A paulista Janaína Nascimento, 41 anos, foi do sonho de ter uma vida boa em Miami ao pesadelo de estar numa prisão americana. Desembarcou sozinha em Miami em 2002, aos 19 anos, tornou-se uma bem-sucedida empresária. Mas, em 2019, foi acusada de vender produtos falsos e acabou presa. Ao sair, ainda descobriu que seu marido a traía.
Agora, ela conta sua história de aprendizado, resiliência e superação no livro "Liberdade perseguida: do sonho americano a alguns meses em uma prisão federal", lançado em abril de forma impressa e online.
Condenada a seis meses de prisão e a um ano de liberdade assistida, Nascimento foi cumprir sua pena no Marianna Federal Prison Camp Florida, um campo prisional de segurança mínima feminina no condado de Jackson, norte da Flórida.
Em entrevista exclusiva ao Gazeta News, Ninna Nasci, como se apresenta no Instagram, contou detalhes sobre o tempo que passou na prisão, a rotina diária de uma detenta, a dificuldade em um sistema criminal complexo e em outro país e a volta por cima depois de perder quase tudo.
GN - Como era a sua rotina diária dentro da prisão?
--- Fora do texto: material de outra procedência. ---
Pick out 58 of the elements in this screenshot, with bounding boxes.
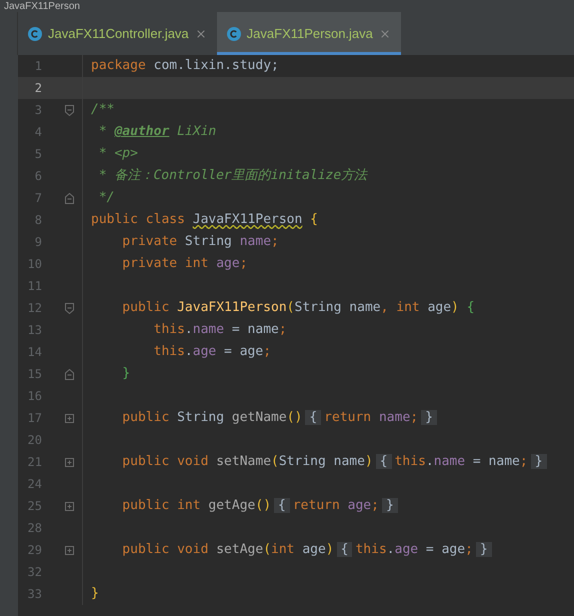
line-number: 9 [34,234,42,251]
fold-icon[interactable] [64,192,74,204]
code-line: public void setAge(int age) { this.age = age; } [91,540,495,560]
line-number: 10 [26,256,42,273]
code-line: private String name; [121,233,279,252]
line-number: 1 [34,58,42,75]
code-line: public void setName(String name) { this.name = name; } [91,452,550,472]
line-number: 17 [26,410,42,427]
code-line: this.name = name; [152,321,287,340]
close-icon[interactable] [194,28,207,40]
editor-tab[interactable]: JavaFX11Controller.java [18,12,217,55]
code-line: * 备注：Controller里面的initalize方法 [98,167,368,186]
line-number: 2 [34,80,42,97]
code-line: public String getName() { return name; } [91,408,440,428]
expand-icon[interactable] [64,458,74,466]
line-number: 21 [26,454,42,471]
expand-icon[interactable] [64,546,74,554]
line-number: 8 [34,212,42,229]
class-icon [226,26,241,40]
code-line: */ [98,189,114,208]
line-number: 20 [26,432,42,449]
expand-icon[interactable] [64,414,74,422]
code-line: * <p> [98,145,138,164]
line-number: 4 [34,124,42,141]
line-number: 16 [26,388,42,405]
code-line: public class JavaFX11Person { [91,211,318,230]
code-line: /** [91,101,114,120]
line-number: 7 [34,190,42,207]
code-line: } [121,365,130,384]
line-number: 28 [26,520,42,537]
editor-tab[interactable]: JavaFX11Person.java [216,12,401,55]
line-number: 12 [26,300,42,317]
code-line: * @author LiXin [98,123,216,142]
line-number: 11 [26,278,42,295]
code-line: this.age = age; [152,343,272,362]
fold-icon[interactable] [64,302,74,314]
line-number: 5 [34,146,42,163]
line-number: 6 [34,168,42,185]
breadcrumb[interactable]: JavaFX11Person [4,2,80,12]
line-number: 3 [34,102,42,119]
line-number: 32 [26,564,42,581]
code-line: private int age; [121,255,248,274]
code-line: } [91,585,99,604]
fold-icon[interactable] [64,368,74,380]
fold-icon[interactable] [64,104,74,116]
code-line: public JavaFX11Person(String name, int age) { [121,299,475,318]
code-line: public int getAge() { return age; } [91,496,401,516]
line-number: 14 [26,344,42,361]
line-number: 13 [26,322,42,339]
code-line: package com.lixin.study; [91,57,279,76]
class-icon [28,26,42,40]
line-number: 33 [26,586,42,603]
close-icon[interactable] [378,28,391,40]
line-number: 15 [26,366,42,383]
line-number: 25 [26,498,42,515]
line-number: 24 [26,476,42,493]
line-number: 29 [26,542,42,559]
expand-icon[interactable] [64,502,74,510]
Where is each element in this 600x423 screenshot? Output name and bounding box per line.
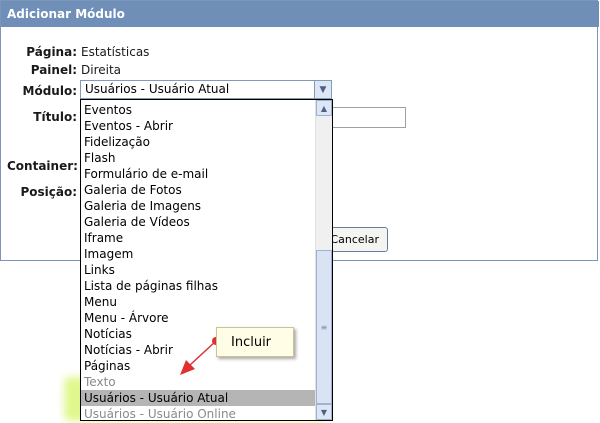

JN - Onde fiquei era um campo de trabalho. O dia começava bem cedo, o café da manhã era servido às 6:00, então os alto-falantes começavam suas atividades por volta da 5:30h. O meu trabalho era limpar o banheiro e tinha das 7h às 9h para fazê-lo, depois eu tinha o dia livre. Eu aproveitava para ler livros, a Bíblia, fazer exercícios, me apaixonei pelo pickleball (esporte de raquete) e jogávamos cartas. Eu evitava ao máximo ficar dentro dos dormitórios, pois o barulho era muito intenso. O almoço era sempre servido as 10:30h da manhã e o jantar às 4h da tarde.
GN - Qual o momento mais marcante enquanto estava detida?
JN - É difícil selecionar somente um momento, existiram alguns bons e outros ruins. Mas vou citar um que me fez muito feliz, foi quando consegui comprar roupas de frio. Eu já estava lá há dias e o ar-condicionado ficava numa temperatura muito baixa, era de doer os ossos. Nunca me senti tão feliz de comprar roupas na minha vida e sequer imaginei que a minha felicidade seria tão grande comprando coisas tão simples. Estar aquecida e conseguir ter uma noite de sono sem sentir que fosse congelar foi algo muito marcante.
GN- Teve algum momento que você perdeu as esperanças?
JN - Quando eu entrei no campo, a sensação que predominava era que tudo estava acabando, que eu estava a um passo de reconstruir a minha vida depois de ter vivido aquele pesadelo por anos (foram 4 anos de processos legais). Pelo telefone fazia planos com meu parceiro de mudar de país, de recomeçar em outro lugar, visando uma vida com mais tranquilidade e existiam muitos planos. Mas quando voltei para a casa, em menos de 10 minutos descobri que havia sido traída e, aí sim, meu mundo desabou. Tudo que eu tinha usado para ficar de pé e construir meu alicerce para recomeçar não existia mais. Eu tinha sido muito forte e voltar para a casa era sinônimo de agora "ter colo", ser cuidada, mas a realidade foi totalmente diferente e eu não tinha estrutura psicológica para aguentar mais aquilo. Foi então que eu quase desisti de mim.
GN - Quem a denunciou oficialmente?
JN - Eu tinha uma licença do FDA (Food and Drug Administration), os produtos passaram por eles, pelo CBP (U.S. Customs and Border Protection) e foi entregue na minha empresa. Mesmo assim, quando eu recebi a carta que me indiciava, dizia que foi feito pelo mesmo FDA, como se eu tivesse tido intenção de burlar o sistema e introduzir produtos falsos no mercado americano.
GN - Você pensou em ir atrás de quem lhe vendeu o produto falsificado?
JN - Foi feito um Cross Claim (reivindicação afirmada entre co-réus), mas obviamente era impossível sustentar uma ação em outro país. No decorrer do processo descobrimos que a fábrica que estava falsificando e distribuindo, já havia sido fechada em 2011 pelo mesmo motivo. Até hoje não sei o que houve com todos os envolvidos, pois o processo aconteceu em sigilo.
Em 22 de novembro de 2022, o tempo de prisão domiciliar acabou. Com todas as obrigações cumpridas perante a justiça americana, ela voltou para Bragança Paulista, sua cidade natal, para o colo da mãe e para a retomada de sua vida.
Cidadã americana, voltou também a trabalhar com sua empresa comercializando produtos hospitalares nos EUA, porém, diferentes, para não correr o risco de passar pelos mesmos problemas.